A single-cell RNA-seq library was constructed according to the STRT-seq protocol with slight modifications.66 In brief, single cells were transferred to 96-well plates containing prepared cell lysis buffer by mouth pipetting. After cell lysis, mRNA from single cells was immediately reverse transcribed into cDNA with Superscript II Reverse Transcriptase (Thermo Fisher Scientific, 18064071), during which an 8 nt cell barcode and 8 nt unique molecular identifiers (UMIs) were added to the cDNA from each cell. Second-strand cDNAs were synthesized and subsequently preamplified using KAPA HiFi HotStart Ready Mix (KAPA Biosystems, KK2602). Then, the cDNAs were pooled together and purified. The products were then fragmented with a Covaris S2 ultrasonicator (Thermo Fisher Scientific), and the 3′ ends of cDNAs were enriched for library construction using a KAPA HyperPrep Kit (KAPA, KK8504) and sequenced on an Illumina HiSeq 4000 platform with 150-bp paired-end reads by Novogene.

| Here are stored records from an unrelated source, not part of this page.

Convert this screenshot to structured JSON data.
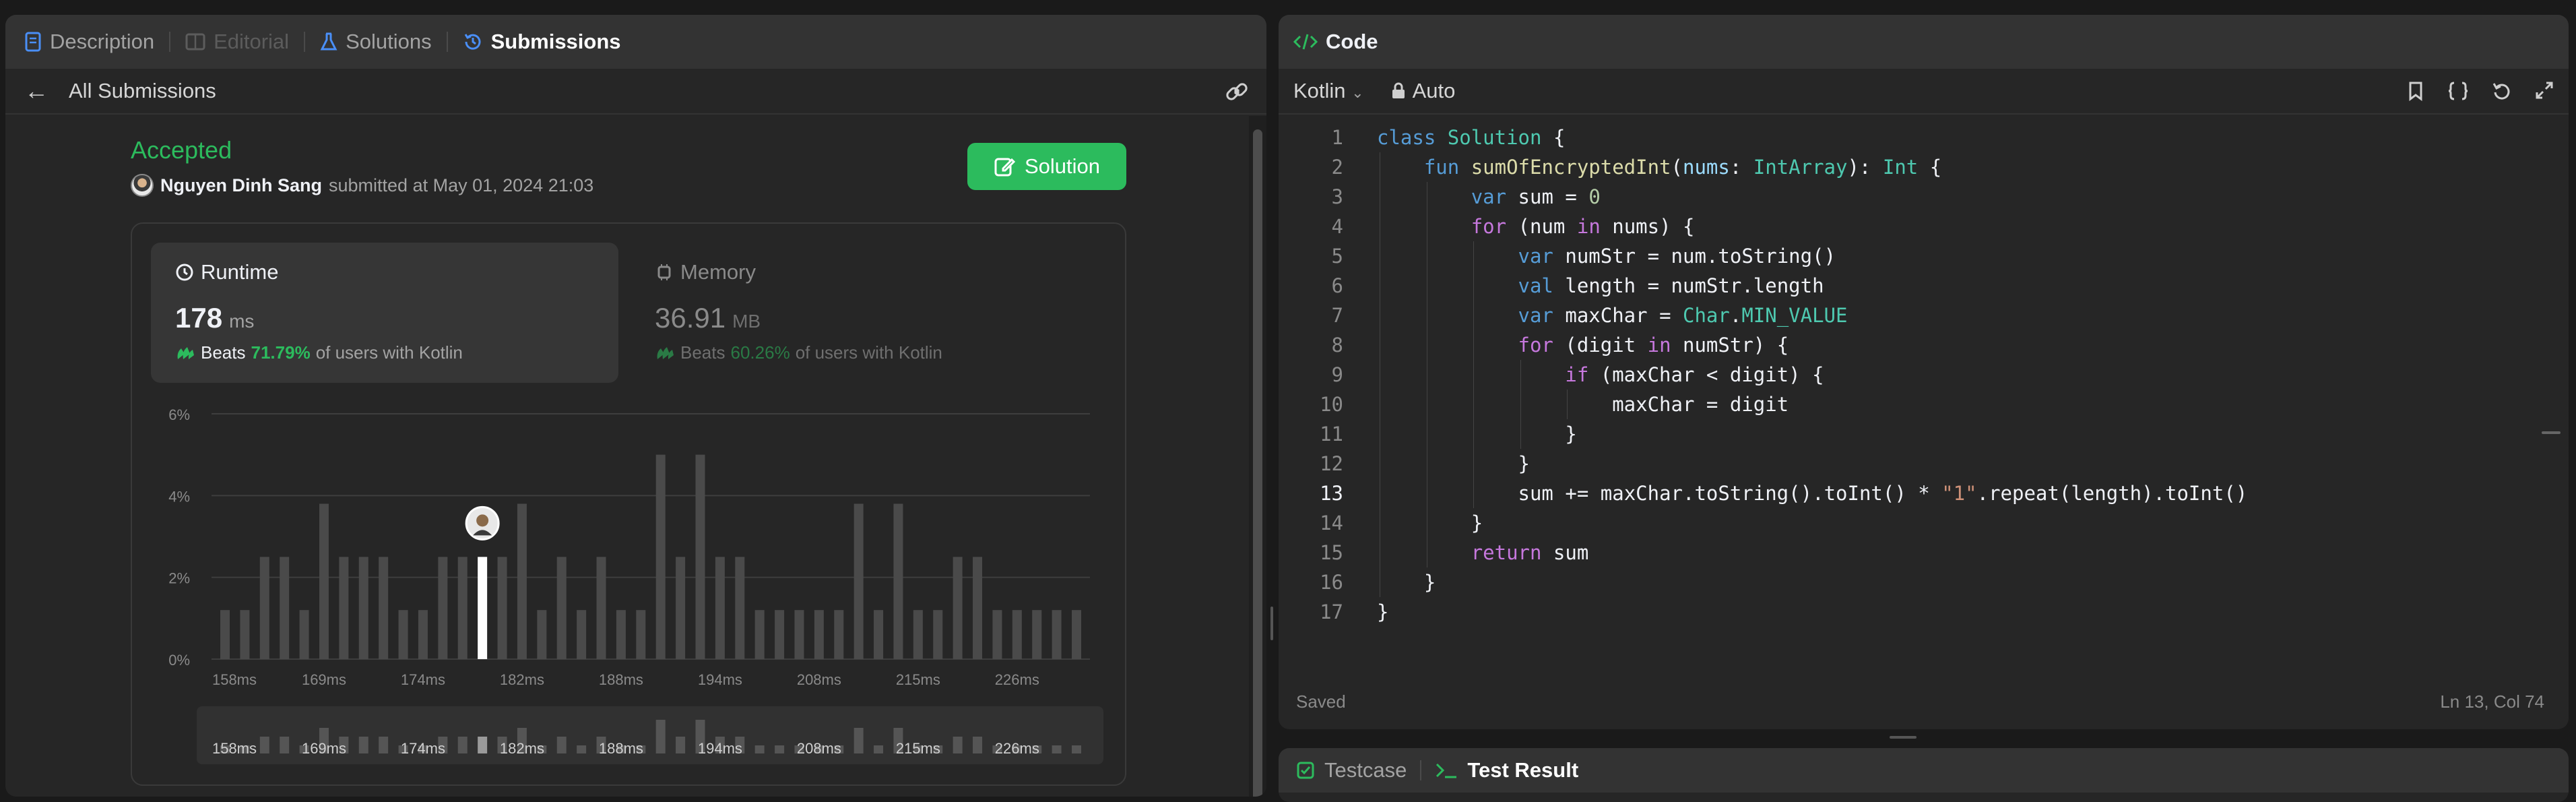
{
  "tabs": [
    {
      "label": "Description"
    },
    {
      "label": "Editorial"
    },
    {
      "label": "Solutions"
    },
    {
      "label": "Submissions"
    }
  ],
  "subbar": {
    "back_label": "All Submissions"
  },
  "submission": {
    "status": "Accepted",
    "author": "Nguyen Dinh Sang",
    "submitted_text": "submitted at May 01, 2024 21:03",
    "solution_button": "Solution"
  },
  "runtime": {
    "title": "Runtime",
    "value": "178",
    "unit": "ms",
    "beats_label": "Beats",
    "beats_pct": "71.79%",
    "beats_suffix": "of users with Kotlin"
  },
  "memory": {
    "title": "Memory",
    "value": "36.91",
    "unit": "MB",
    "beats_label": "Beats",
    "beats_pct": "60.26%",
    "beats_suffix": "of users with Kotlin"
  },
  "chart_data": {
    "type": "bar",
    "ylabel": "",
    "xlabel": "",
    "y_ticks": [
      "6%",
      "4%",
      "2%",
      "0%"
    ],
    "ylim": [
      0,
      6
    ],
    "x_tick_labels": [
      "158ms",
      "169ms",
      "174ms",
      "182ms",
      "188ms",
      "194ms",
      "208ms",
      "215ms",
      "226ms"
    ],
    "values": [
      1.2,
      1.2,
      2.5,
      2.5,
      1.2,
      3.8,
      2.5,
      2.5,
      2.5,
      1.2,
      1.2,
      2.5,
      2.5,
      2.5,
      2.5,
      3.8,
      1.2,
      2.5,
      1.2,
      2.5,
      1.2,
      1.2,
      5.0,
      2.5,
      5.0,
      2.5,
      2.5,
      1.2,
      1.2,
      1.2,
      1.2,
      1.2,
      3.8,
      1.2,
      3.8,
      1.2,
      1.2,
      2.5,
      2.5,
      1.2,
      1.2,
      1.2,
      1.2,
      1.2
    ],
    "highlight_index": 13,
    "highlight_color": "#ffffff",
    "bar_color": "#4a4a4a",
    "grid": true
  },
  "code_panel": {
    "title": "Code",
    "language": "Kotlin",
    "mode": "Auto",
    "saved": "Saved",
    "cursor": "Ln 13, Col 74",
    "current_line": 13,
    "lines": [
      "class Solution {",
      "    fun sumOfEncryptedInt(nums: IntArray): Int {",
      "        var sum = 0",
      "        for (num in nums) {",
      "            var numStr = num.toString()",
      "            val length = numStr.length",
      "            var maxChar = Char.MIN_VALUE",
      "            for (digit in numStr) {",
      "                if (maxChar < digit) {",
      "                    maxChar = digit",
      "                }",
      "            }",
      "            sum += maxChar.toString().toInt() * \"1\".repeat(length).toInt()",
      "        }",
      "        return sum",
      "    }",
      "}"
    ]
  },
  "bottom_tabs": [
    {
      "label": "Testcase"
    },
    {
      "label": "Test Result"
    }
  ],
  "colors": {
    "accent": "#2cbb5d",
    "panel": "#262626",
    "header": "#333333"
  }
}
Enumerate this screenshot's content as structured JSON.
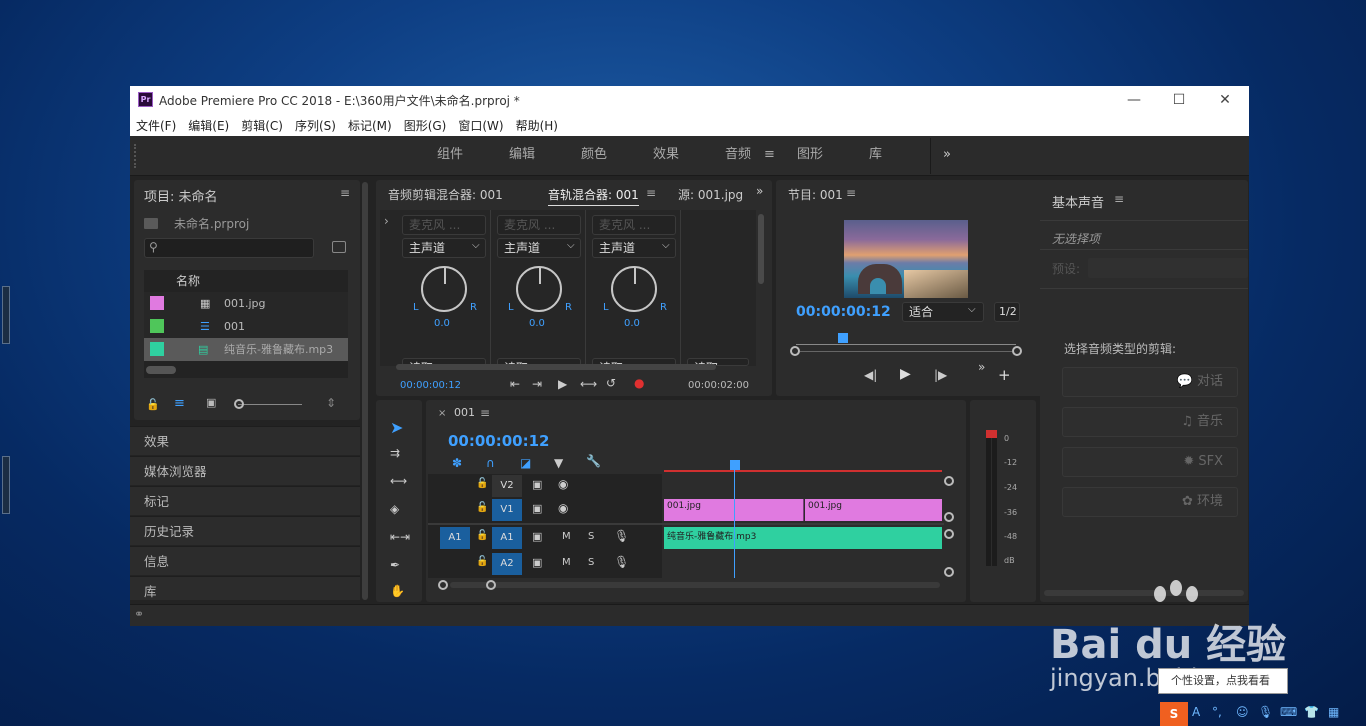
{
  "window": {
    "title": "Adobe Premiere Pro CC 2018 - E:\\360用户文件\\未命名.prproj *",
    "app_icon": "Pr"
  },
  "menu": [
    "文件(F)",
    "编辑(E)",
    "剪辑(C)",
    "序列(S)",
    "标记(M)",
    "图形(G)",
    "窗口(W)",
    "帮助(H)"
  ],
  "workspaces": {
    "tabs": [
      "组件",
      "编辑",
      "颜色",
      "效果",
      "音频",
      "图形",
      "库"
    ],
    "active": "音频"
  },
  "project": {
    "title": "项目: 未命名",
    "file": "未命名.prproj",
    "search_placeholder": "",
    "col_name": "名称",
    "items": [
      {
        "name": "001.jpg",
        "color": "#e07ae0"
      },
      {
        "name": "001",
        "color": "#4fc65a"
      },
      {
        "name": "纯音乐-雅鲁藏布.mp3",
        "color": "#2fd0a0"
      }
    ]
  },
  "side_panels": [
    "效果",
    "媒体浏览器",
    "标记",
    "历史记录",
    "信息",
    "库"
  ],
  "mixer": {
    "tabs": [
      "音频剪辑混合器: 001",
      "音轨混合器: 001",
      "源: 001.jpg"
    ],
    "input": "麦克风 ...",
    "output": "主声道",
    "value": "0.0",
    "l": "L",
    "r": "R",
    "read": "读取",
    "time_left": "00:00:00:12",
    "time_right": "00:00:02:00"
  },
  "program": {
    "title": "节目: 001",
    "timecode": "00:00:00:12",
    "fit": "适合",
    "ratio": "1/2"
  },
  "timeline": {
    "seq": "001",
    "timecode": "00:00:00:12",
    "tracks": [
      {
        "id": "V2"
      },
      {
        "id": "V1"
      },
      {
        "id": "A1",
        "src": "A1"
      },
      {
        "id": "A2"
      }
    ],
    "clips": {
      "v1a": "001.jpg",
      "v1b": "001.jpg",
      "a1": "纯音乐-雅鲁藏布.mp3"
    },
    "m": "M",
    "s": "S"
  },
  "meter": {
    "labels": [
      "0",
      "-12",
      "-24",
      "-36",
      "-48",
      "dB"
    ]
  },
  "essential": {
    "title": "基本声音",
    "none": "无选择项",
    "preset": "预设:",
    "prompt": "选择音频类型的剪辑:",
    "types": [
      "对话",
      "音乐",
      "SFX",
      "环境"
    ]
  },
  "watermark": {
    "brand": "Bai du 经验",
    "url": "jingyan.baidu.com",
    "tooltip": "个性设置，点我看看"
  }
}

Statistics and reproducibility

No statistical method was used to predetermine sample sizes. Box plots were generated using the boxplot function of the ggplot2 R base package under default parameters. Violin plots, hybrid box plots and kernel density plots were generated using the ggplot2 R package to compare the distributions of different groups. The distribution shape of the data was estimated by kernel density estimation, where wider sections represent a higher probability that members of the population will take on the given value, and the skinnier sections represent a lower probability. Bar plots, which were generated by using the ggplot2 and ggpubr R packages, show the mean ± standard error of the mean, with individual data points displayed. Dot plots were generated by using ggplot2 to show gene expression in each categorical group (cell type). The dot size and color represent the fraction of cells expressing a given gene in each category and the average number of cells expressing the given gene within each category, respectively. Within each category, the normalized gene expression score is averaged only over cells expressing the given gene, where the gene is considered expressed if its normalized gene expression score is greater than zero. Comparisons between two groups were performed using unpaired two-tailed t-tests. One-way analysis of variance (ANOVA) with Tukey’s multiple comparisons test was used for multiple group comparisons. All statistical analyses and presentations were performed using R.